Purple’s website cites many data points to document what Garfield and his co-founders see as democracy in crisis:

  • In 2018 only 33% of the general population expressed trust for government.
  • Among 1,400 young adults asked about the importance of democracy, only 39% said “absolutely important.”
  • 39% of Americans say U.S. democracy is “in crisis,” and 42% say it is facing serious challenges.
  • More than 29% of the public recently expressed support for either a “strong leader” or “army rule.”

“When a slice of public sentiment has devolved to the sorry state of contemplating the benefits of military rule, public broadcasters cannot shrink from our duty,” Garfield wrote, citing public media’s core mission of education.

Yet Purple, as a campaign and movement, strikes right in the squirm zone of many news outlets that prefer to steer clear of anything that begins with a Scarlett Letter A – as in advocacy. 

There are other barriers, too, Garfield noted. Public media outlets are very cautious about the risks and appearances of their affiliations. Some journalists are skeptical about whether Purple is a front for some cause, liberal or conservative, backed by the likes of George Soros or Charles Koch. Newsrooms are already juggling tight resources. There is some concern about anything that might portray the media as monolithic, an assertion of some critics, Garfield said in a phone interview. 

And, of course, there is “a sort of a cult of aversion to anything that looks like crusading,” he said.

“I am disappointed in some organizations that I believe have done a very human thing – not looking for reasons to say yes, but reasons to say no,” he said.

Still there will be many public radio stations airing 30-second public service announcements next month. WNYC’s “Brian Lehrer Show” will host a national call-in. Other participants noted on Purple’s website include New Hampshire Public Radio with its Civics 101 podcast project, KPCC, “The Takeaway” and “1A.”

In “1A’s” lineup is a November 4 conversation with the working title “The State We’re In,” said executive producer Rupert Allman. Its blurb suggests the show has figured out how to create content around democracy in crisis:

“The First Amendment sets out the rules of the road for our democracy, it protects free speech & a free press. 1A is a champion for both but, as we head into 2020, the choice facing voters seems clear: Whether to put their trust in one version of democracy or another.

“One is the direct, populist version. The leader’s vision and will are paramount. Strength is projected and respected. The other is a representative system, where each branch of government is restricted by checks and balances, scrutinized by free media and held accountable by an independent judiciary charged with upholding the rule of law.

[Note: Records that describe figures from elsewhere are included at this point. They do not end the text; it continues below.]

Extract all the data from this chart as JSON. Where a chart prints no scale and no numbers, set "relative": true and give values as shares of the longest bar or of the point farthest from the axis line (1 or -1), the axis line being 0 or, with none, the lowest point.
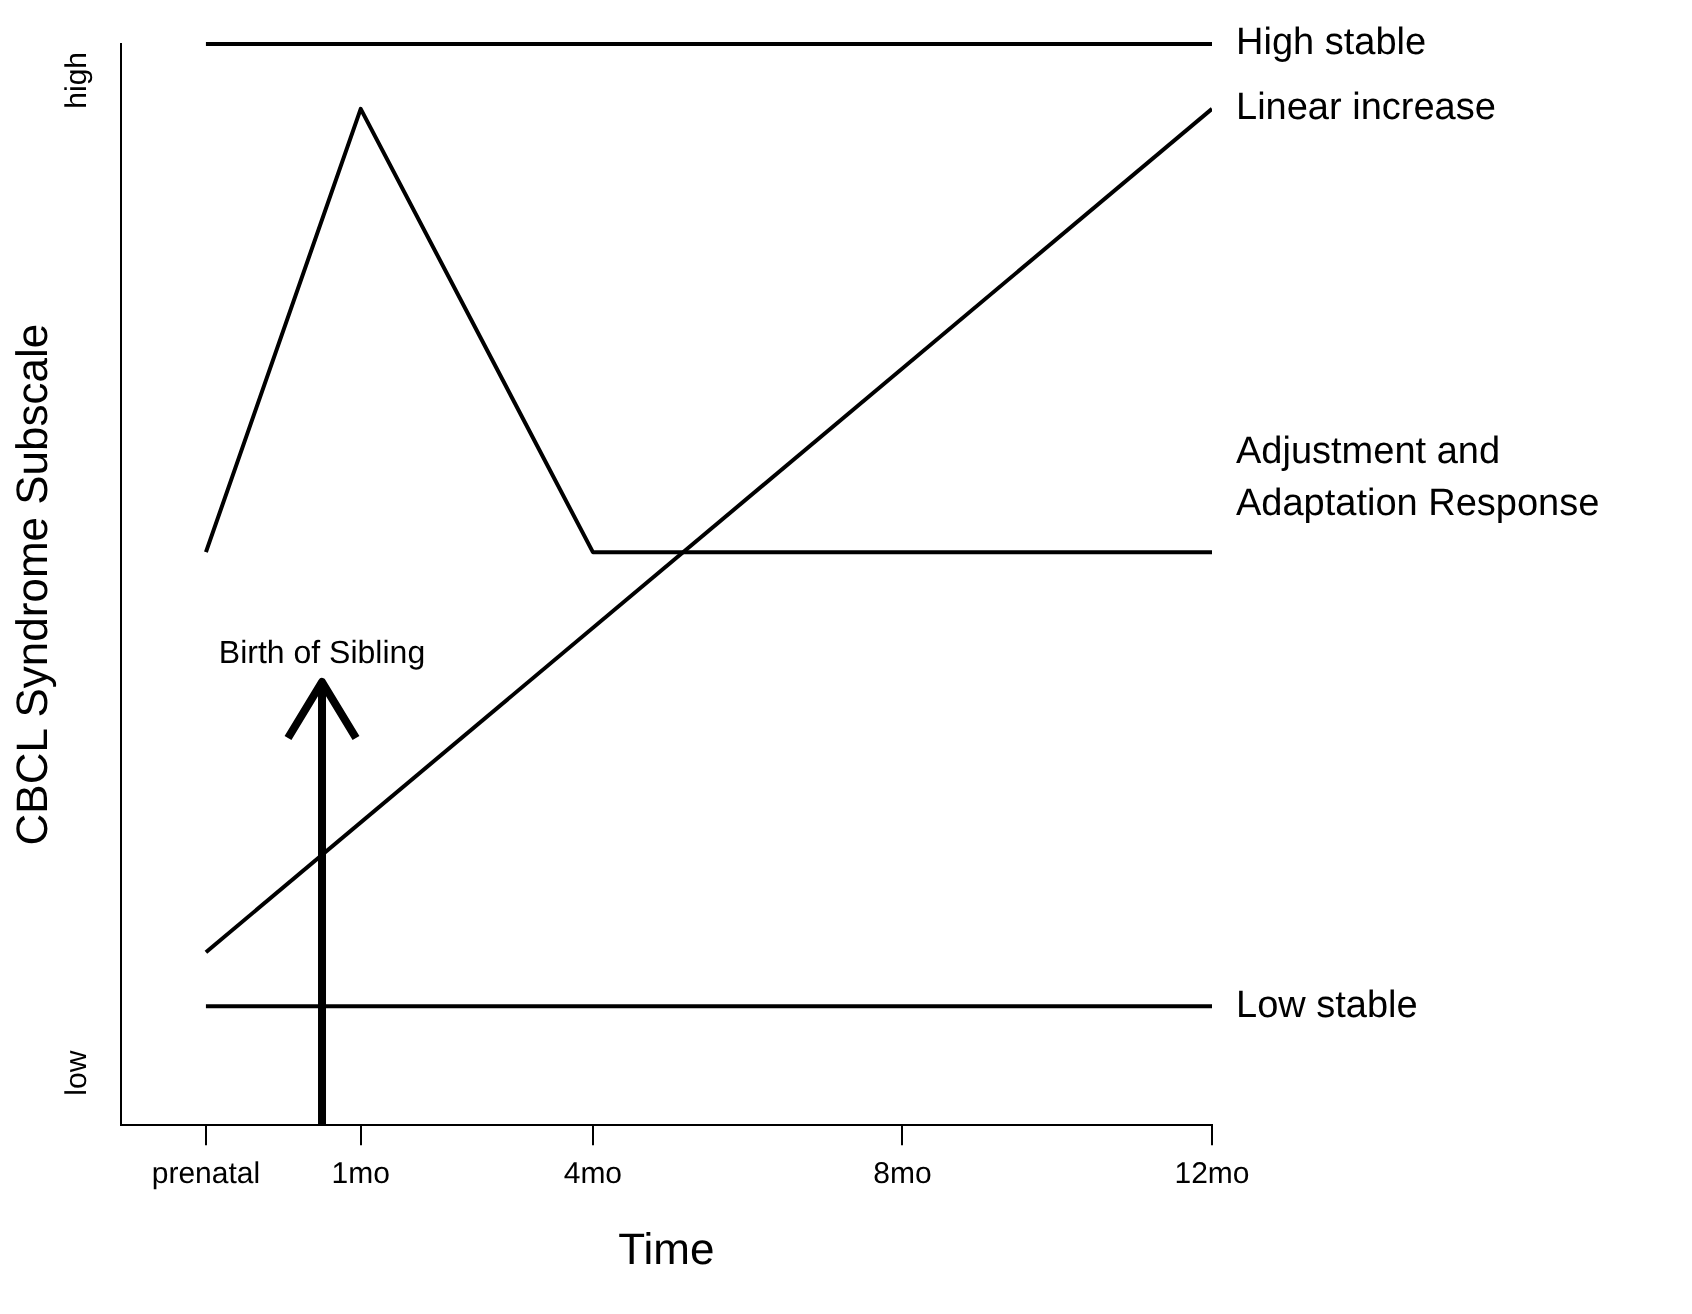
{
  "chart_data": {
    "type": "line",
    "relative": true,
    "xlabel": "Time",
    "ylabel": "CBCL Syndrome Subscale",
    "series": [
      {
        "name": "High stable",
        "color": "#000000",
        "x": [
          -1,
          12
        ],
        "values": [
          1,
          1
        ]
      },
      {
        "name": "Linear increase",
        "color": "#000000",
        "x": [
          -1,
          12
        ],
        "values": [
          0.16,
          0.94
        ]
      },
      {
        "name": "Adjustment and Adaptation Response",
        "color": "#000000",
        "x": [
          -1,
          1,
          4,
          12
        ],
        "values": [
          0.53,
          0.94,
          0.53,
          0.53
        ]
      },
      {
        "name": "Low stable",
        "color": "#000000",
        "x": [
          -1,
          12
        ],
        "values": [
          0.11,
          0.11
        ]
      }
    ],
    "xlim": [
      -2.1,
      12
    ],
    "xticks": [
      {
        "value": -1,
        "label": "prenatal"
      },
      {
        "value": 1,
        "label": "1mo"
      },
      {
        "value": 4,
        "label": "4mo"
      },
      {
        "value": 8,
        "label": "8mo"
      },
      {
        "value": 12,
        "label": "12mo"
      }
    ],
    "annotations": [
      "low",
      "high"
    ],
    "ref_lines": [
      {
        "axis": "x",
        "value": 0.5,
        "label": "Birth of Sibling",
        "color": "#000000",
        "line_style": "solid"
      }
    ],
    "grid": false,
    "legend": false,
    "marker": "none",
    "line_style": "solid"
  }
}
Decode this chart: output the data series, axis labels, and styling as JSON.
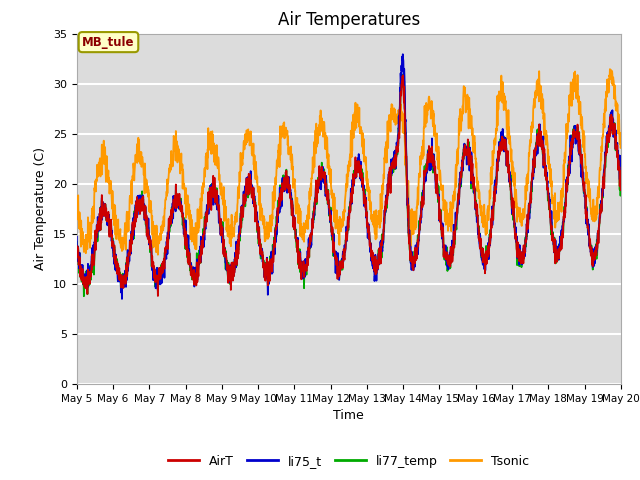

“Polls suggest it is the former that is gaining popularity, particularly with those under the age of 30.  It is a debate that seems fundamental to more than just the outcome of the next election – it challenges what we understand to be 'American' values and America’s right to call itself the leader of the free world. That seems to be a needed and necessary conversation.”

Little did Purple’s founders expect, when the launch dates were set, that the nation would be awash in an impeachment inquiry that heightened the need for understanding the democratic processes involved.

“Purple is not about our contemporary politics, period, except for the fact that our contemporary politics is one of the factors in widespread mistrust in our institutions,” Garfield said.

“When citizens don’t have knowledge of what governments are supposed to do, of what courts are supposed to do … and Congress, I believe it’s incumbent on the media to fill in those blanks,” Garfield said.

Writing in the July Columbia Journalism Review, Garfield asked: “Do we stand, journalistically disinterested, at some safe critical distance and merely record the outcome? Or do we rush headlong into the danger? The answer must be the latter.”

In the case of Purple, “our original goal was absolute ubiquity,” Garfield said, when the Purple project was conceived a year and a half ago. “We won’t have absolute ubiquity, but we will be hard to ignore.”

I hope both citizens – and journalists – take notice.